Dieses Märchen verbreitete seit 1946 Pastor Martin Niemöller, bis Kriegsende war er wie Elser persönlicher Gefangener Hitlers im KZ Dachau gewesen.

Diese Erfindung und andere Legenden um das Bürgerbräuattentat sind schon lange widerlegt – aber werden trotzdem endlos oft wiederholt. 1970 wurde Elsers Gestapo-Verhörprotokoll gedruckt und seitdem von allen Experten als echt beurteilt.

Nicht gefunden wurde jedoch der SS-Mann, der am 9. April 1945 Elser auf direkten Befehl Hitlers umgebracht hat.

Elser befand sich ab 1941 im KZ Sachsenhausen (bei Berlin), im Zellenbau, einem Gefängnistrakt. Im Februar 1945 wurde er nach Dachau verlegt und erhielt auch hier besseres Essen und eine größere Zelle mit einer Hobelbank. Ständig befanden sich zwei SS-Wachen in seiner Zelle, eine weitere saß vor der Tür.
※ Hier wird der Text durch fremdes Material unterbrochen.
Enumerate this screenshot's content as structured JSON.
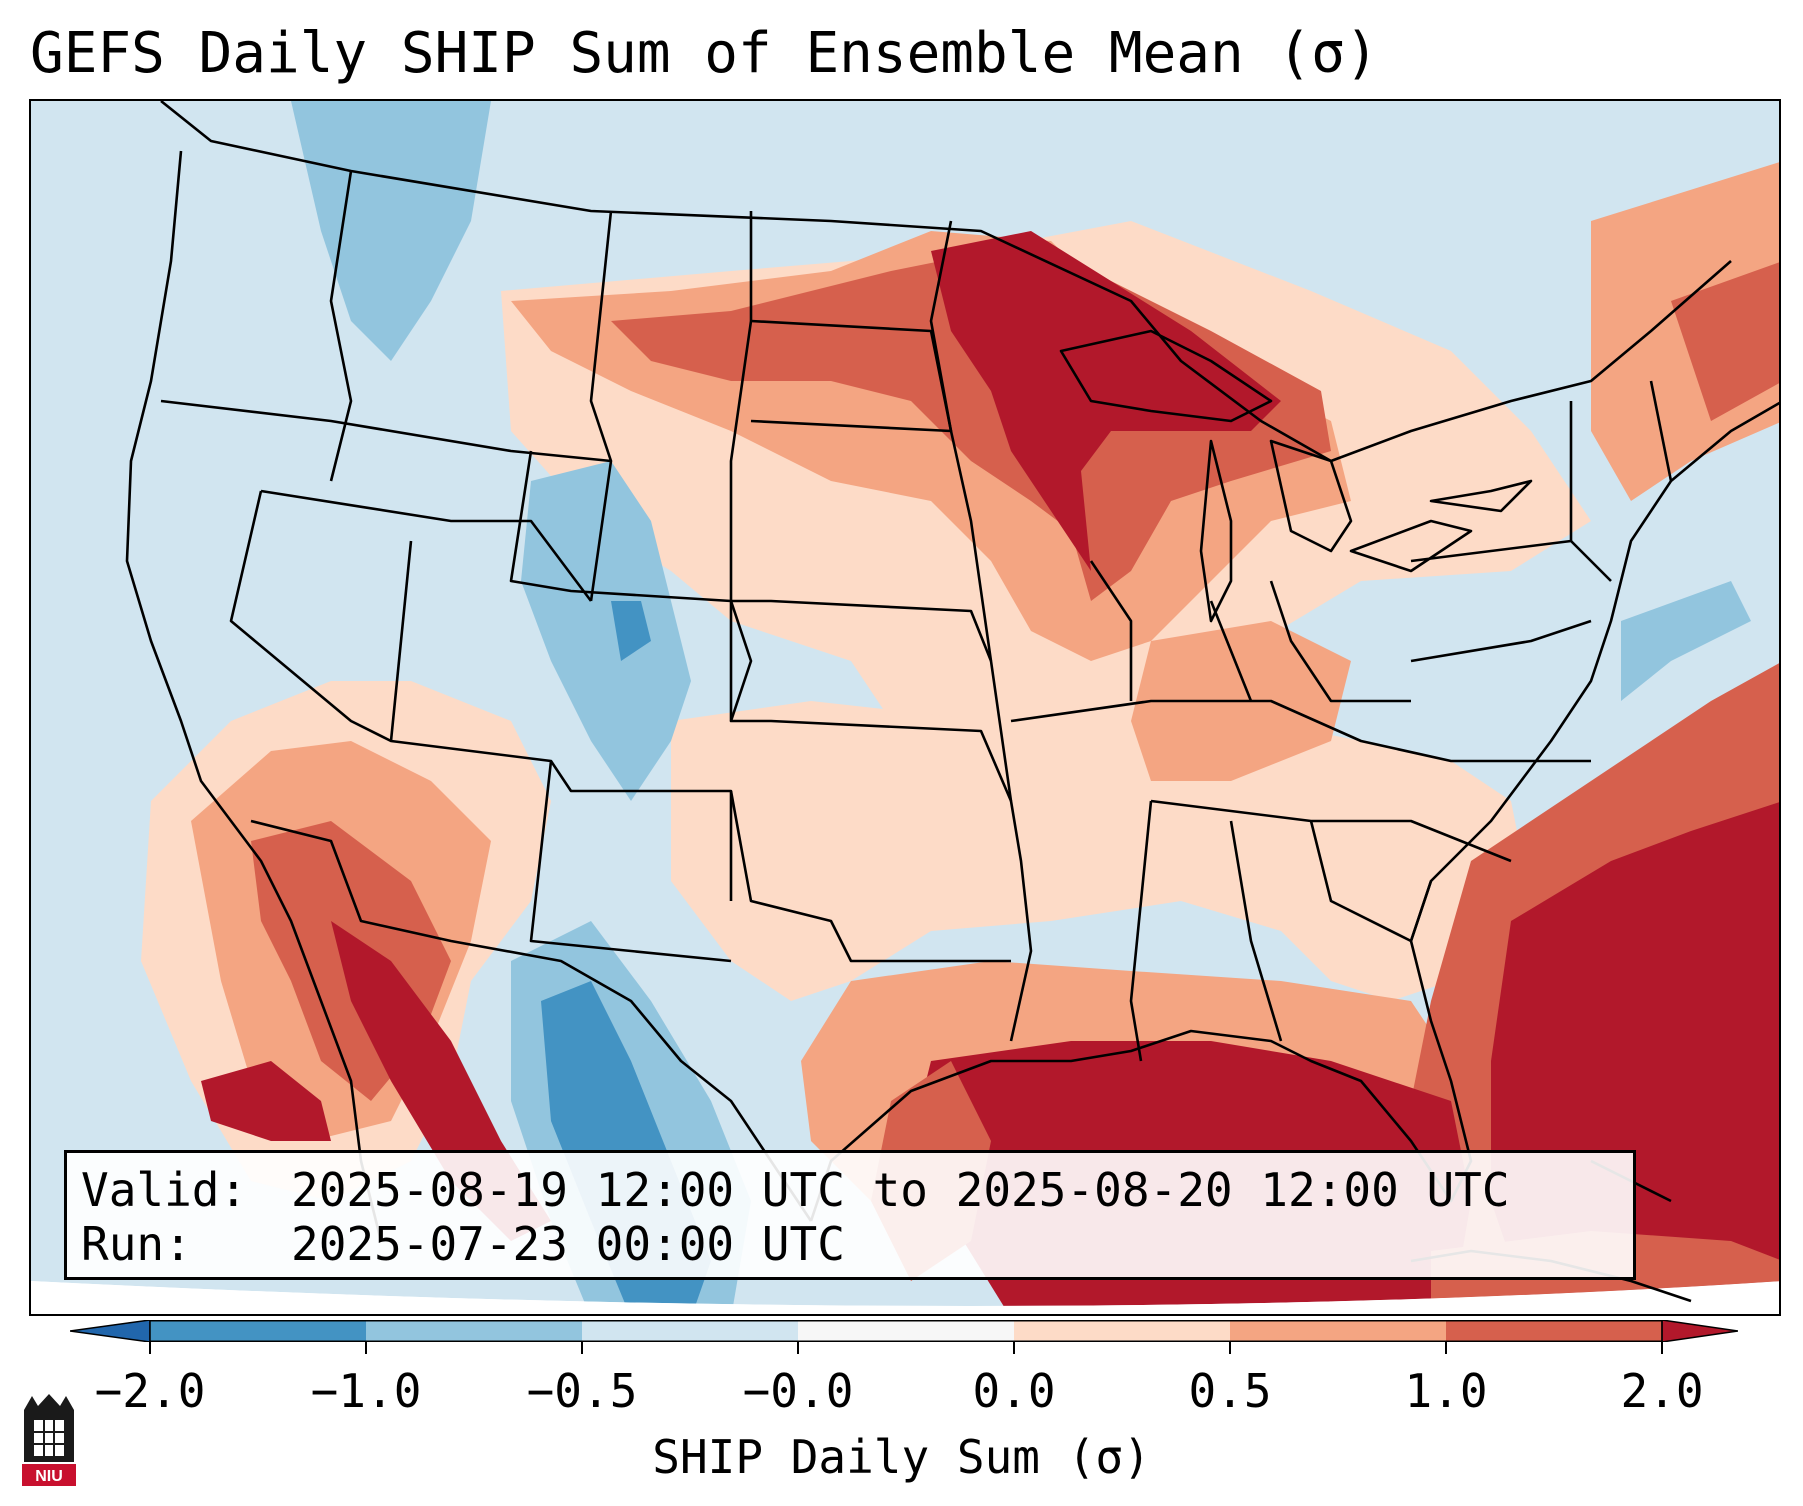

Hitler wollte jeden Kontakt zu dem Attentäter unterbinden und ihn für einen Schauprozess nach dem Krieg gegen England aufbewahren. Er blieb starrköpfig bei der Meinung, der englische Geheimdienst stecke hinter dem Attentat.

Den Mordbefehl der Gestapozentrale brachte am 9. April 1945 gegen 22 Uhr ein SS-Mann aus Berlin nach Dachau. Der Kommandant rief im Zellenbau an: "Eller zum Verhör!". Um Elsers Identität zu verschleiern, hatte die Gestapo dem Häftling in Dachau den Decknamen 'Eller' gegeben.

Seinem Zellennachbarn Dr. Lothar Rohde warf Elser einen Blick zu, der diesem sagte: Elser ahnt sein Ende. Der Todeskandidat wurde durch das Lager geführt, am elektrischen Zaun vorbei und über den Umgrenzungsbach durch eine kleine Pforte zum Krematorium.

Es war Nacht, Verdunkelung herrschte, nur an dem Pförtchen brannte Licht.

In der Todeszone Krematorium durften sich keine Zeugen aufhalten. Einzige Ausnahme: das achtköpfige Häftlingskommando, das die Leichen in die Öfen zu schieben hatte. Nur aus diesem kleinen Kreis konnten zuverlässige Zeugenaussagen über Elsers Ende kommen.

Die Gefangenen des Zellenbaus waren sich sicher, wer der Mörder war. Dr. Rohde gab 1951 dem Münchner Untersuchungsrichter Dr. Nikolaus Naaff an, wovon alle Zellenhäftlinge überzeugt waren:

"Als Täter wurde der Verwalter des Krematoriums Bongartz genannt. Dieser war auch der Mörder des Dr. Rascher, den er in seiner Zelle niedergeschossen hat. Bongartz war wegen der zahlreichen Morde, die er begangen hat, äußerst gefürchtet und sind die Häftlinge schon bei Nennung seines Namens erblasst."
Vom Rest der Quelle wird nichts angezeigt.